The Herbert Hoover Of National Defense

The next generation of Republicans will spend their political careers promising not to make the draconian mistakes that George W. Bush and his Republican supporters in Congress are still escalating in a war that should not have been fought.

George W. Bush is the first commander in chief in history to host a National Political Convention that handed out toys to make fun of the Purple Heart, to demean the leader of the opposition, who was awarded bronze and silver stars for valor.

Even when Ann Coulter demeaned widows of 9/11, calling them harpies, the man who used 9/11 for partisan politics lacked the honor and chivalry to defend them, and his partisans in Congress, as usual, remained silent.

George W. Bush is the first commander in chief in history to try to create fear in the land, rather than bravery, at a time of war. He is the first commander in chief in history to demonstrate such long-term disrespect for the military advice of commanders, while publicly claiming to give them total support.

In the Republican Washington of George W. Bush, you can do grave damage to our security and be awarded the Presidential Medal of Freedom and exploit your failure through high-paid consultancies and high-priced book deals.

Even today the president escalates his damage through a troop surge in Iraq that was opposed by the Joint Chiefs of Staff and our commanders in Iraq. Meanwhile, he gives the back of his hand to our allies who are leaving American troops virtually alone, and ignores the unanimous advice of the Baker Hamilton group, which desperately sought a new bipartisan plan.

George W. Bush has done a incalculable damage to our military force structures, our deterrent capability, our national readiness. He has done a generation’s worth of damage to our credibility and respect throughout the world.

George W. Bush has done long-term damage to military recruitment. He has done extreme and long-term damage to our ability to meet military personnel needs.
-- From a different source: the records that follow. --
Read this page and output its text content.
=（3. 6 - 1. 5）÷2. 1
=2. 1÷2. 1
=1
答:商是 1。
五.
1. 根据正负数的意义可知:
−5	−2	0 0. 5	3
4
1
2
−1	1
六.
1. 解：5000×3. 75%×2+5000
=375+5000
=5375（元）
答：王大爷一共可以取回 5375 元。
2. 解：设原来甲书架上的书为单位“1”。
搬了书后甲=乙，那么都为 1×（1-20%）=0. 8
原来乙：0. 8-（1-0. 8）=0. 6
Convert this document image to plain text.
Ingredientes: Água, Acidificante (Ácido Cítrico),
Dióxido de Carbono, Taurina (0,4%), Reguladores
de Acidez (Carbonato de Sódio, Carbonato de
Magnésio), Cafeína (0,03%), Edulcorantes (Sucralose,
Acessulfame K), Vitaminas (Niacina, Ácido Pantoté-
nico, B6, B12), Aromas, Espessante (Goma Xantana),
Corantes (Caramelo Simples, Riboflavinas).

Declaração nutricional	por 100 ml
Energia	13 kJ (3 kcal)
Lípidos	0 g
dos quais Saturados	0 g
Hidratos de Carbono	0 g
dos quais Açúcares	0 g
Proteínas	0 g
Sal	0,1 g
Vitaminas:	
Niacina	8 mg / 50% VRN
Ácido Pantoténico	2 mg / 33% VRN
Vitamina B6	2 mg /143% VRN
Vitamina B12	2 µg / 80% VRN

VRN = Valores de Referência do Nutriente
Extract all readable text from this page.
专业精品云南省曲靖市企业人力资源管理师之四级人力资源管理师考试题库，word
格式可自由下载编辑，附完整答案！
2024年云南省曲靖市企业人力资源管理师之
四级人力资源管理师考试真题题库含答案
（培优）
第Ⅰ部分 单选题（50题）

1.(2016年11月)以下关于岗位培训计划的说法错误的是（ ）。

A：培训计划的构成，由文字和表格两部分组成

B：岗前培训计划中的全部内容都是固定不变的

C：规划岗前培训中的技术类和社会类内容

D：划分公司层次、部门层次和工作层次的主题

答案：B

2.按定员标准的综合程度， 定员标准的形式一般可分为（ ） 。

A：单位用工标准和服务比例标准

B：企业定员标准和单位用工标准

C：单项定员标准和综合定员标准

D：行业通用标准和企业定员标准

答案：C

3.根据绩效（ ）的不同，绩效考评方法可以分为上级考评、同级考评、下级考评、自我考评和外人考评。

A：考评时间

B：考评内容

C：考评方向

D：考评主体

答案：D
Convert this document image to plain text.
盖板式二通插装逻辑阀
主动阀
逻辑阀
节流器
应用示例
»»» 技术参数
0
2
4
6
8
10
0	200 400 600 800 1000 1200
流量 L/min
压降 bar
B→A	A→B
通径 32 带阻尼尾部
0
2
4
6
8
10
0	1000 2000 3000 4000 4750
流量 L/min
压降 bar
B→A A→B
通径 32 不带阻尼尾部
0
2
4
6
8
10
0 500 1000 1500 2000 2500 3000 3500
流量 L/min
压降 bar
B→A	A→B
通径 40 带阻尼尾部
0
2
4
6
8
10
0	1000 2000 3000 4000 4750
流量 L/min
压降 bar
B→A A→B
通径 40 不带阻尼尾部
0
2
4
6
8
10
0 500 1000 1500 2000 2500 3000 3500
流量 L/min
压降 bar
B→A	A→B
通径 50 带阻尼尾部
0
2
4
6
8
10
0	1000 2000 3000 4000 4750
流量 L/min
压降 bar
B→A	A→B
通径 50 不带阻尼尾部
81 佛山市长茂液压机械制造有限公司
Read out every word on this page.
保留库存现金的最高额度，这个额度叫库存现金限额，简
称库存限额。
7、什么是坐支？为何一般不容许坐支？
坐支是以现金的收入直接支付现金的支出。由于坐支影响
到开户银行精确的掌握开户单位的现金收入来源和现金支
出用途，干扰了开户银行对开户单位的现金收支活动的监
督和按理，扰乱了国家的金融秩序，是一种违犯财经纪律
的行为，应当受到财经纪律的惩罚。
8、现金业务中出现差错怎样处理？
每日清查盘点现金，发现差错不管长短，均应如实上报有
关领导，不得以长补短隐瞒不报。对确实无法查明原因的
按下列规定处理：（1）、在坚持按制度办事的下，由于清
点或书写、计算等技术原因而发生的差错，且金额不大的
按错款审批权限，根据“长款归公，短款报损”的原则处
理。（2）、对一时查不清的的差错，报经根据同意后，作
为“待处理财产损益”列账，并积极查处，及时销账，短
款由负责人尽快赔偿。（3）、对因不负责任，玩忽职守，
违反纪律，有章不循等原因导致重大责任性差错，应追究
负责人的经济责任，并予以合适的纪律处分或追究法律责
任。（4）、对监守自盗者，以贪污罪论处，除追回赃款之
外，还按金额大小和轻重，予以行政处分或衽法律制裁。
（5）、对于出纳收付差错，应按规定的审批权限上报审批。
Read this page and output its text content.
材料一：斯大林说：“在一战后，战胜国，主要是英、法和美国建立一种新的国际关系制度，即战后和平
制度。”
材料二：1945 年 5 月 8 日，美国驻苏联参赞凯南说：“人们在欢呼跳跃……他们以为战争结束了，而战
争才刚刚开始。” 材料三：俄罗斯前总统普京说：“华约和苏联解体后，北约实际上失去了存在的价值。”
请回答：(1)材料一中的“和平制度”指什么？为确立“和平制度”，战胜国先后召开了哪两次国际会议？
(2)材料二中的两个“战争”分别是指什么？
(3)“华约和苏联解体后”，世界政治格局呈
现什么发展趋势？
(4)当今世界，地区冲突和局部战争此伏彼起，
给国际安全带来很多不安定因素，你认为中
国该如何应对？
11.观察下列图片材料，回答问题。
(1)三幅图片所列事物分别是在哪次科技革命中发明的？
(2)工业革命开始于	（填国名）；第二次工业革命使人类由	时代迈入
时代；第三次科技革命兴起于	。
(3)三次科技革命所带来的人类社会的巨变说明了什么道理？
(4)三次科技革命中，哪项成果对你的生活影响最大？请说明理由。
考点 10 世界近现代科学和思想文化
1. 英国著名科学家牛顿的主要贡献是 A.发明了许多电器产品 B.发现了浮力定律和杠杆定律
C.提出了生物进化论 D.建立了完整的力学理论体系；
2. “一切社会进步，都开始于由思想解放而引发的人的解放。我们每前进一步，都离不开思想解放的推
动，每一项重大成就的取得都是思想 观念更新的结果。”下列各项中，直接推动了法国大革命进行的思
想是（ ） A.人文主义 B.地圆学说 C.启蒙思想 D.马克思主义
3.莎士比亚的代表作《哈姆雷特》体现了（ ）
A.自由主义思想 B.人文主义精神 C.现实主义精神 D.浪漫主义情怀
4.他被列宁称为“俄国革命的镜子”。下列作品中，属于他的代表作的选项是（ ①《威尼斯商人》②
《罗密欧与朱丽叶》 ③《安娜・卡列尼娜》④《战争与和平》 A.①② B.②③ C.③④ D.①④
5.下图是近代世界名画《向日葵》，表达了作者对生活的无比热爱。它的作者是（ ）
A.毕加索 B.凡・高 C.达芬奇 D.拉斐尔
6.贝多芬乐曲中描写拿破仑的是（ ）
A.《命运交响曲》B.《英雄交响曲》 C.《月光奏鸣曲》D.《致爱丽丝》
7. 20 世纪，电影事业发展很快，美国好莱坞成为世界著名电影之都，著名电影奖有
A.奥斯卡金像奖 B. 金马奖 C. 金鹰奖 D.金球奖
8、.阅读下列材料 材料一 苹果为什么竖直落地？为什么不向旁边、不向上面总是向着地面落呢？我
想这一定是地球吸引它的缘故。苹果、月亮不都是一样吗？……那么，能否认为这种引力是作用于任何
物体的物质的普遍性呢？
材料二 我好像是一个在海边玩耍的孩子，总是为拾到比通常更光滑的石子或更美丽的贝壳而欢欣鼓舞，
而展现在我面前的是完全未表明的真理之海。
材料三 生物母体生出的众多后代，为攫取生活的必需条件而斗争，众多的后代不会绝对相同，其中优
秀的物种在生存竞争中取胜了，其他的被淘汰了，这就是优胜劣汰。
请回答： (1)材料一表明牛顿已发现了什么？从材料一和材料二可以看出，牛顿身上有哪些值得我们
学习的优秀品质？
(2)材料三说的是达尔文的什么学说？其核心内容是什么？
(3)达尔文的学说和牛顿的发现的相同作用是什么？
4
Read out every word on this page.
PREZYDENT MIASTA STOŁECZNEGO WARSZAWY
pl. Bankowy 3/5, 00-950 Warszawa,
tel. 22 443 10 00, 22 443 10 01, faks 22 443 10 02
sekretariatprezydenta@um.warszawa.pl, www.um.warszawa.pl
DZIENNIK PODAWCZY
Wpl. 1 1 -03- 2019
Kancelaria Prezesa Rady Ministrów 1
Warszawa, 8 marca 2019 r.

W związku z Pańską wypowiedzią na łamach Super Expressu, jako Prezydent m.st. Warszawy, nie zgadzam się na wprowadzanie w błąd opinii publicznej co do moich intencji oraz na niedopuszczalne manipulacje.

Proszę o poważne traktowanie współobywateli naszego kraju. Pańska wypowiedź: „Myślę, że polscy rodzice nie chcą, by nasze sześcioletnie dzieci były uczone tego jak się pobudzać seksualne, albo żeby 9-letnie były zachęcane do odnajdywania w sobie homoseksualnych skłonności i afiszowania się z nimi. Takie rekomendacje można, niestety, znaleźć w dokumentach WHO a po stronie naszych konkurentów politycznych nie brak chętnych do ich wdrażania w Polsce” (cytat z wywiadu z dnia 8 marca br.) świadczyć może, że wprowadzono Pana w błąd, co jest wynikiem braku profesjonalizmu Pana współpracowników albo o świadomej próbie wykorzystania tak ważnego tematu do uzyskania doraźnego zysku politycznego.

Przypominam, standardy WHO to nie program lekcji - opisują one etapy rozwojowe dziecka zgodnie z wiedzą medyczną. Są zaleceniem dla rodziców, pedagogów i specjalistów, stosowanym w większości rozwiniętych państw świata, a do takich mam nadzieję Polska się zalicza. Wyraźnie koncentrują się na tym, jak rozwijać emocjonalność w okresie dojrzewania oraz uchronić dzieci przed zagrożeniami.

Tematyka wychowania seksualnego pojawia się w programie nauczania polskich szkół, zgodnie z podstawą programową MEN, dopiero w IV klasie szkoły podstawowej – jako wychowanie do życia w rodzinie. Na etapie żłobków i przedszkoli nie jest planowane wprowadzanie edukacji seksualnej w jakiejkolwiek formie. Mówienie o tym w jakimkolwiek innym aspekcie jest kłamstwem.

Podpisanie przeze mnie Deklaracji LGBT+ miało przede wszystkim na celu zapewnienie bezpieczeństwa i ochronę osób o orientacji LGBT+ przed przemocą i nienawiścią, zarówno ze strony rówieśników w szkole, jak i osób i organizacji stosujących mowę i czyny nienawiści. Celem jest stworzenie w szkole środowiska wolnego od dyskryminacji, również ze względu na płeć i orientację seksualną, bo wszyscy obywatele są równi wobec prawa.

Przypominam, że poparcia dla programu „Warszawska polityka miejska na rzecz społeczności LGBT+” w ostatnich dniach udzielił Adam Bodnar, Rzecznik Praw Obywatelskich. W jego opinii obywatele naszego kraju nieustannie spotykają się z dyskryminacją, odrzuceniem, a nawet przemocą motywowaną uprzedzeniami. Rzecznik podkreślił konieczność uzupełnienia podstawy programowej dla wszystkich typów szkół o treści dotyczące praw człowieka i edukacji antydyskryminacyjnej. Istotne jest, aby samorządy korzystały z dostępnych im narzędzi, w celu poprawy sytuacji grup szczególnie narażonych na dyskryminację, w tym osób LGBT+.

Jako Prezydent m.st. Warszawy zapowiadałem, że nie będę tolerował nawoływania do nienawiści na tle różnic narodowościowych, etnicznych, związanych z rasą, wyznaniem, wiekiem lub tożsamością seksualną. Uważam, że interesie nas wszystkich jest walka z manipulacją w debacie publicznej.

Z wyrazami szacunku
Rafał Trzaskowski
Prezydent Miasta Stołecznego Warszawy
He has done deadly-dangerous damage to equipment supplies that are disastrously low, catastrophically depleted stocks at home and pre-positioned stocks abroad.

George W. Bush is the only commander in chief in this history of the Republic who tells troops to fight to their death in war, while he fights to the death to preserve tax cuts at home.

When men and women who serve with valor are killed or wounded because Washington did not provide the armor and protections they deserve, he clutches his tax cuts, brags about the accumulation of great wealth and tolerates massive fraud and waste of reconstruction money.

When men and women who serve with valor are wounded on the battlefield, he tolerates substandard conditions for heroes while using troops as political pawns against opponents.

Make no mistake: through mismanagement, negligence, incompetence, recklessness and ignorance of foreign cultures and military strategy, George W. Bush has created more than a trillion dollars of unfunded needs for military readiness, equipment rebuilding and treatment of wounded vets returning from Afghanistan and Iraq.

Men and women of faith believe in a concept called stewardship, where every generation leaves a legacy of a better world to future generations. George W. Bush is the first wartime president who embodies stewardship in reverse. He tells those who serve, “Ask what you can do for your country” while he  tells partisans and profiteers, “Ask what’s in it for me” and tells the next generation of young people, “Tough luck, you pay the price when the next president has to ask you.”

For much of this war, Democrats were no  heroes. What is worse than an extravagantly paid consultant telling a Democratic senator to send to troops to war to compensate for his inexperience in national security? What is worse than a Democratic nominee for president surrounding himself with an army of would-be secretaries of state while he supported this war when it began and failed to offer a credible alternative when he ran for commander in chief?

That is bad, but there is something worse: those who today continue this catastrophe. Those who chortle and smirk at what they believe are tactical victories in support of escalating this blunder, and prove they have learned nothing from the mistakes of this war, and their own catastrophe at the polls last November.

I am not one who criticizes the Speaker; I support her, and hope Democrats will unite on a proposal that would win a majority and break new ground in moving to de-escalate and ultimately, honorably and intelligently, end our catastrophic obsession with this disastrous war.

I have worked for the leadership and know well the difficulties faced by the Speaker. Madame Speaker, welcome to the NFL, and to Democrats and honorable Republicans, it is time to draw the line, and change the course.

As we remember the first four years of this sickening and sordid war that should never have been fought, both parties should end the crisis of our national-security establishment, in both parties, that has taken us to this place today.

The hard and bitter truth is, no matter what the Speaker and Senate majority leader do, this war will not be reversed until enough Republicans in Congress take positions of principle, and act publicly, on what they believe privately.

George W. Bush will go down in history as the Herbert Hoover of national defense, and those who march in lockstep with him are doing our country, and their party, a grave disservice that will be mourned for generations to come.